Vous n’ignorez pas qu’on a fait en Hollande deux éditions de quelques-unes de mes lettres, qu’on a cruellement falsifiées, et auxquelles on a joint des notes d’une insolence punissable contre les personnes du royaume les plus respectables. On m’a conseillé de m’adresser à un nommé M. du Clairon, qui est, dit-on, actuellement commissaire de la marine, ou consul à Amsterdam : il est auteur d’une tragédie de Cromwell, qu’il a dédiée à M. le duc de Praslin. Je ne veux pas croire qu’il soit trop instruit du mystère de cette abominable édition ; mais je crois qu’il peut aisément se procurer des lumières sur l’éditeur.
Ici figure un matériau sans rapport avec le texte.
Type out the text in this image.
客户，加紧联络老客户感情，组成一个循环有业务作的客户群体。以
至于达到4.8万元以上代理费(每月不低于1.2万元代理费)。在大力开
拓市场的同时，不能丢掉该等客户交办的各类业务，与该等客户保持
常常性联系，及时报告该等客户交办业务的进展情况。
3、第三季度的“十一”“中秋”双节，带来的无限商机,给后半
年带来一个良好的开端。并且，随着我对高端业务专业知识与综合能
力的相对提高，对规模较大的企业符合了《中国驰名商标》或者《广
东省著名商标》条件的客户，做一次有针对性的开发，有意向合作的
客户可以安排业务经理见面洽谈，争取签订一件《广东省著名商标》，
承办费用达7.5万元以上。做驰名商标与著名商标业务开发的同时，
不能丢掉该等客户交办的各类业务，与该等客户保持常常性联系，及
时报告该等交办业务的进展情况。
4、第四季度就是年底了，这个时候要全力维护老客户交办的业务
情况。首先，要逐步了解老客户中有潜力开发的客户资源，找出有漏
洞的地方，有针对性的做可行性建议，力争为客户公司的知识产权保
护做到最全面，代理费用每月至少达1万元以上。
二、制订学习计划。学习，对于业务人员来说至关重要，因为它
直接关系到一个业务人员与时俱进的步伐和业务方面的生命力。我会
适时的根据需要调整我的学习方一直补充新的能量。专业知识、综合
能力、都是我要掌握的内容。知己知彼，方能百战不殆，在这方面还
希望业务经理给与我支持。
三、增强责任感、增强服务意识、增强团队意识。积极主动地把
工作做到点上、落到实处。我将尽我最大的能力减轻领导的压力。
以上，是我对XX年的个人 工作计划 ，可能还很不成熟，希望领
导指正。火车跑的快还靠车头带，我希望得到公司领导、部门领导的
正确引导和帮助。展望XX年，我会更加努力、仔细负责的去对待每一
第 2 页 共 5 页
M. le prince de Soubise, et plusieurs autres personnes d’une grande distinction, sont très-outragés dans ces lettres. Il est nécessaire que je mette au moins dans les journaux un avertissement[3] qui démontre et qui confonde la calomnie. Heureusement les preuves sont nettes et claires : j’ai en main les certificats de ceux à qui j’avais écrit ces lettres, qu’un faussaire a défigurées. J’espère que M. du Clairon, qui est sur les lieux, voudra bien me donner des éclaircissements sur cette manœuvre infâme. Je lui écris[4] qu’ayant, comme lui, M. le duc de Praslin pour protecteur, j’ai quelque droit d’espérer ses bons offices, dans cette conjoncture, à l’abri d’une telle protection ; que le livre est imprimé par Marc-Michel Rey, imprimeur de J.-J. Rousseau, à Amsterdam ; que Jean-Jacques y est loué, et les hommes les plus respectables chargés d’outrages ; que je le supplie de vouloir bien me donner sur cette œuvre d’iniquité les notions qu’il pourra acquérir, et que tous les honnêtes gens lui en auront obligation. Je me flatte que M. le duc de Praslin permettra la liberté que je prends de dire un mot dans cette lettre de mon attachement pour lui, et de la protection dont il m’honore.

  1. Voyez lettre 6528.
  2. Voyez cet ouvrage, tome XXV, page 539.
  3. Il l’intitula Appel au public ; voyez tome XXV, page 579.
  4. La lettre de Voltaire est perdue.